Potongan gambar tersebut memicu kritik tajam dari berbagai kalangan yang menilai tindakan tersebut sebagai pelanggaran terhadap prinsip netralitas ASN serta tidak sesuai dengan etika PNS. Dalam video yang beredar, Yulita terlihat mengenakan seragam dinas ASN saat memberikan bantuan sembari menyampaikan dukungan untuk salah satu paslon.
Publik dan netizen pun bereaksi keras terhadap tindakan ini. Banyak yang menyayangkan sikap Yulita yang dianggap menodai netralitas ASN. “Seharusnya sebagai pejabat publik, beliau menjadi contoh dan menjaga netralitas sesuai aturan yang berlaku,” tulis salah satu pengguna media sosial.
Praktisi Hukum Menyoroti Pelanggaran
Praktisi hukum, Febri Habibi Asril, S.H., turut angkat bicara mengenai dugaan pelanggaran ini.

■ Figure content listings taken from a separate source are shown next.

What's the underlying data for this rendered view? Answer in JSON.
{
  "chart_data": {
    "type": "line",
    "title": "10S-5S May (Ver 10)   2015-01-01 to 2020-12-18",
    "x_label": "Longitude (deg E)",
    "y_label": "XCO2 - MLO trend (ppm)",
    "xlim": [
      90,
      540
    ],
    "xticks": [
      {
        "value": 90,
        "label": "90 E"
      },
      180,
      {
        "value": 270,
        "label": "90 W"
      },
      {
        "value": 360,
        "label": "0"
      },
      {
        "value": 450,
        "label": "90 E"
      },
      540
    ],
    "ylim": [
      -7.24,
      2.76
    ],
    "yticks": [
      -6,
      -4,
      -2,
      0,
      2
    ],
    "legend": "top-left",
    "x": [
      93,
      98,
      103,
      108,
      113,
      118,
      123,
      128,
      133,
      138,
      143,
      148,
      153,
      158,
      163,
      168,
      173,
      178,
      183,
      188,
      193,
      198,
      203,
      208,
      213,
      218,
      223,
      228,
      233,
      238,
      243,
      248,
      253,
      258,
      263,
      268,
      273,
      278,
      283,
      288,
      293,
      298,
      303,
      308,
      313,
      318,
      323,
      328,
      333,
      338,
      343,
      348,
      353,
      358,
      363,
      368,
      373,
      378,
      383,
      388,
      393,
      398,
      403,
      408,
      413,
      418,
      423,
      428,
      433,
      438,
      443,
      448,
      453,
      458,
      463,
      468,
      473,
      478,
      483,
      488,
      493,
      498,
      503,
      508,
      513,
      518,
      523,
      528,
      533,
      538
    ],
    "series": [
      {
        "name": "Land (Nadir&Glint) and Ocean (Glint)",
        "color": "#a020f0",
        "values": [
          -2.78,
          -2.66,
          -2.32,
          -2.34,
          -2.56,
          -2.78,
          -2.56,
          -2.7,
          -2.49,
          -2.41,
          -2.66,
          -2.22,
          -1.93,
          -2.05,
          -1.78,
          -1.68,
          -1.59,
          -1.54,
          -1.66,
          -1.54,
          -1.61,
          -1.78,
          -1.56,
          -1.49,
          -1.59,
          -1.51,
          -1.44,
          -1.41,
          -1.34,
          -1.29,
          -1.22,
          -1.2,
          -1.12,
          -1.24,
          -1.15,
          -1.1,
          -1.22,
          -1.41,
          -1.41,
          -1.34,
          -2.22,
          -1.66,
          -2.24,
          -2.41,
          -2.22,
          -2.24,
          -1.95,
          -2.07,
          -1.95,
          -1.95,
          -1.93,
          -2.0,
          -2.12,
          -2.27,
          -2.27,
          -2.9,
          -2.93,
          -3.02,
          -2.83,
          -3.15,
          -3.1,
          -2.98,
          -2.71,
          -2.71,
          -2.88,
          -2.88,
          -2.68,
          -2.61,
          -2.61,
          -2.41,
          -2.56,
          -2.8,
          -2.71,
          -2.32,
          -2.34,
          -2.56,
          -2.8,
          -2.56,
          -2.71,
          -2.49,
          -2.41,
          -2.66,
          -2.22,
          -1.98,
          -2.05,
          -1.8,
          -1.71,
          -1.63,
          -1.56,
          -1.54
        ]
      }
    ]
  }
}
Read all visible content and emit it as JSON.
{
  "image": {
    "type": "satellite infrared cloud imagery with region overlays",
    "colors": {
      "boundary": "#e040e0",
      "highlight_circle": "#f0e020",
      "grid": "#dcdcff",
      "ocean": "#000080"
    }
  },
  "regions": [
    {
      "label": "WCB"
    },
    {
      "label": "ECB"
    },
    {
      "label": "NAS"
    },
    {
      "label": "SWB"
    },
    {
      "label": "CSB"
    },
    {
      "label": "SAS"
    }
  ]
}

Menurutnya, tindakan Yulita bertentangan dengan Undang-Undang Nomor 5 Tahun 2014 tentang Aparatur Sipil Negara dan Peraturan Pemerintah Nomor 53 Tahun 2010 tentang Disiplin PNS. “Tindakan ini jelas melanggar kode etik ASN dan mencederai prinsip netralitas yang wajib dijunjung tinggi,” tegas Febri.
Ia menambahkan bahwa netralitas ASN sangat penting untuk menjaga kepercayaan masyarakat. Keterlibatan ASN dalam kegiatan politik praktis dapat mengganggu profesionalisme dan mempengaruhi pengambilan keputusan serta kebijakan publik.
Desakan Sanksi dan Penyelidikan
Banyak pihak mendesak Pj Wali Kota Lubuk Linggau, Koimudin, untuk segera menonaktifkan sementara jabatan Yulita Anggraini agar proses penyelidikan lebih lanjut terkait dugaan pelanggaran ini dapat berjalan transparan. Hingga berita ini ditayangkan, belum ada tanggapan resmi dari Yulita Anggraini mengenai insiden tersebut.